There are 12 western states within the range of the four U.S. prairie dog species. Nebraska and North Dakota received an F. Kansas, Montana, New Mexico, North Dakota, South Dakota, Texas, and Wyoming all received D, D+, or D-. Some states, like Colorado and Kansas, have poisoning or relocation laws that make prairie dog conservation more difficult. Despite the low marks, several states and agencies improved their grades from last year, including the Forest Service and the National Park Service. Arizona gets the highest grade among the states (B) for continuing to reintroduce prairie dogs to areas where they were once extinct. Guardians provided each state with the opportunity for input on the report prior to its release.

This year’s “Special Section” focuses on prairie dog language, highlighting the ongoing research of Dr. Con Slobodchikoff, Professor of Biology at Northern Arizona University. His work has demonstrated that prairie dog communication has all the criteria for language that matter to linguists. Prairie dogs have different “words” for different predators, including coyotes, hawks, badgers, and humans. Each of these calls elicits different escape maneuvers in the colony.
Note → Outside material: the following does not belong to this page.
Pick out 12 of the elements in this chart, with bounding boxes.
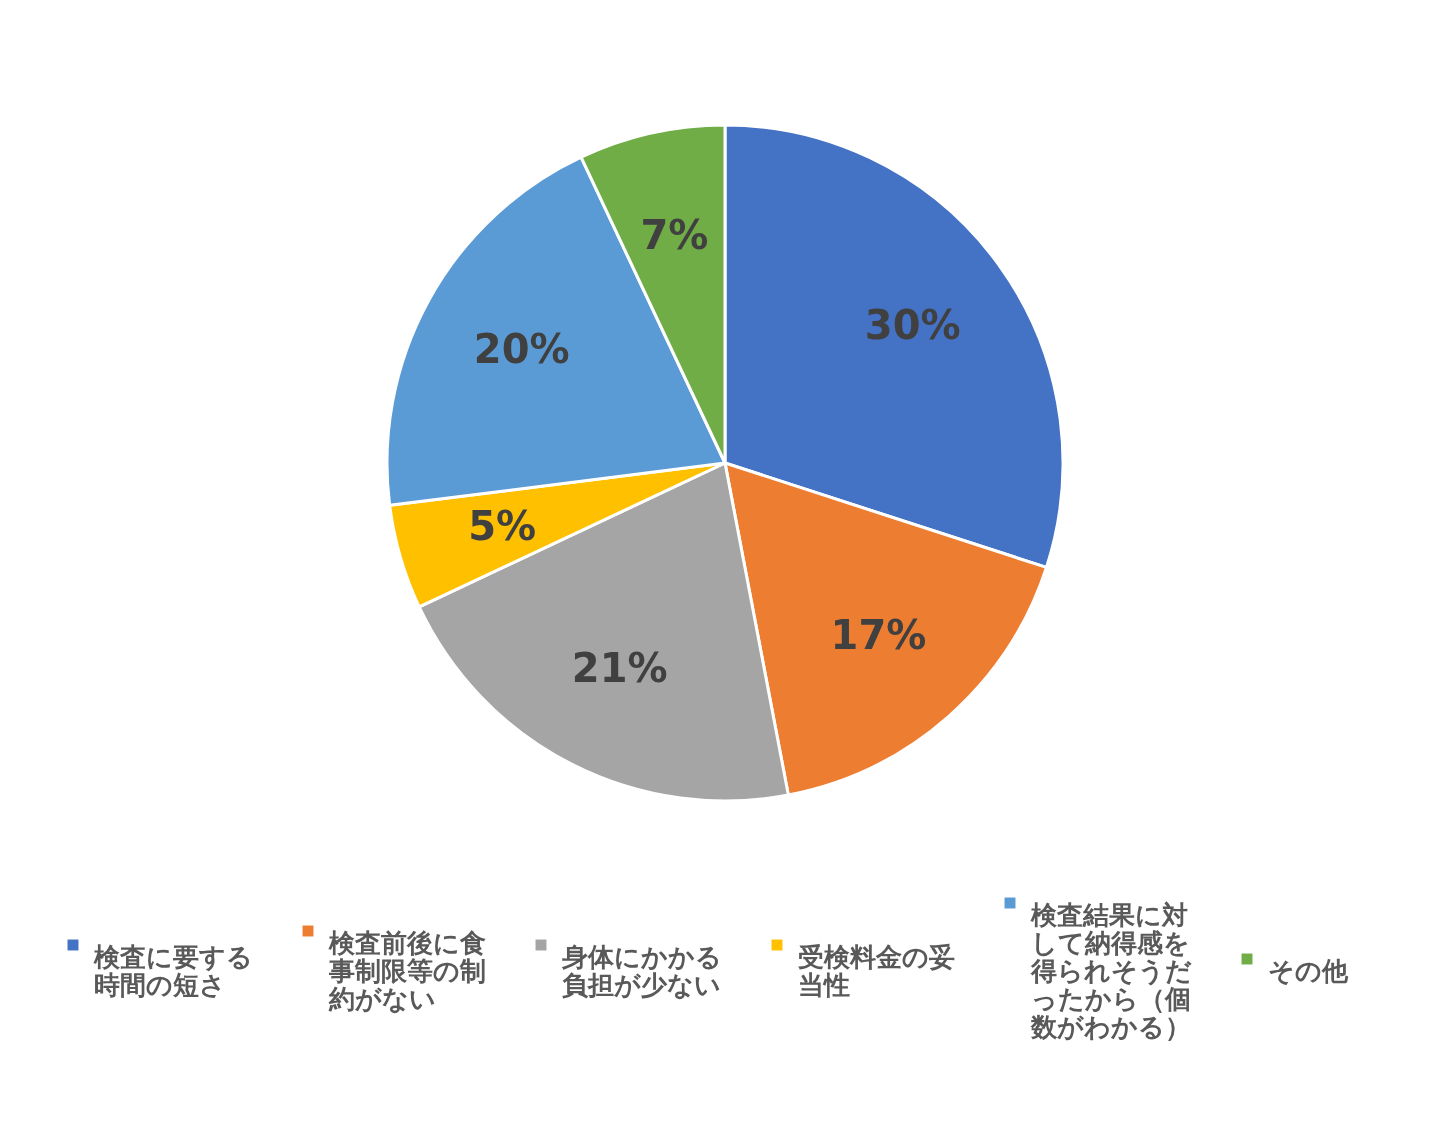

They can distinguish between individual humans by clothing color, size, and behavior. Prairie dogs create new signals in response to new objects and situations, and they appear to transmit language through learning. The report asks that we consider prairie dogs as language-using individuals before poisoning, shooting, or otherwise destroying their colonies.

Report from the Burrow also highlighted “Prairie Dog Heroes” - people who have taken significant actions on behalf of prairie dogs. This year’s heroes were Drs. Rich Reading, Lauren McCain, and Brian Miller, all scientists who not only study prairie dogs but advocate for them as well.  These scientists have expanded our knowledge of prairie dog biology, ecology, and the maze of human-prairie dog relations that can ultimately lead to either prairie dog extinction or recovery.

Along with releasing the Report from the Burrow report card, WildEarth Guardians celebrates Prairie Dog Day by co-hosting educational events with the Denver Zoo and the Prairie Dog Coalition of the Humane Society of the United States.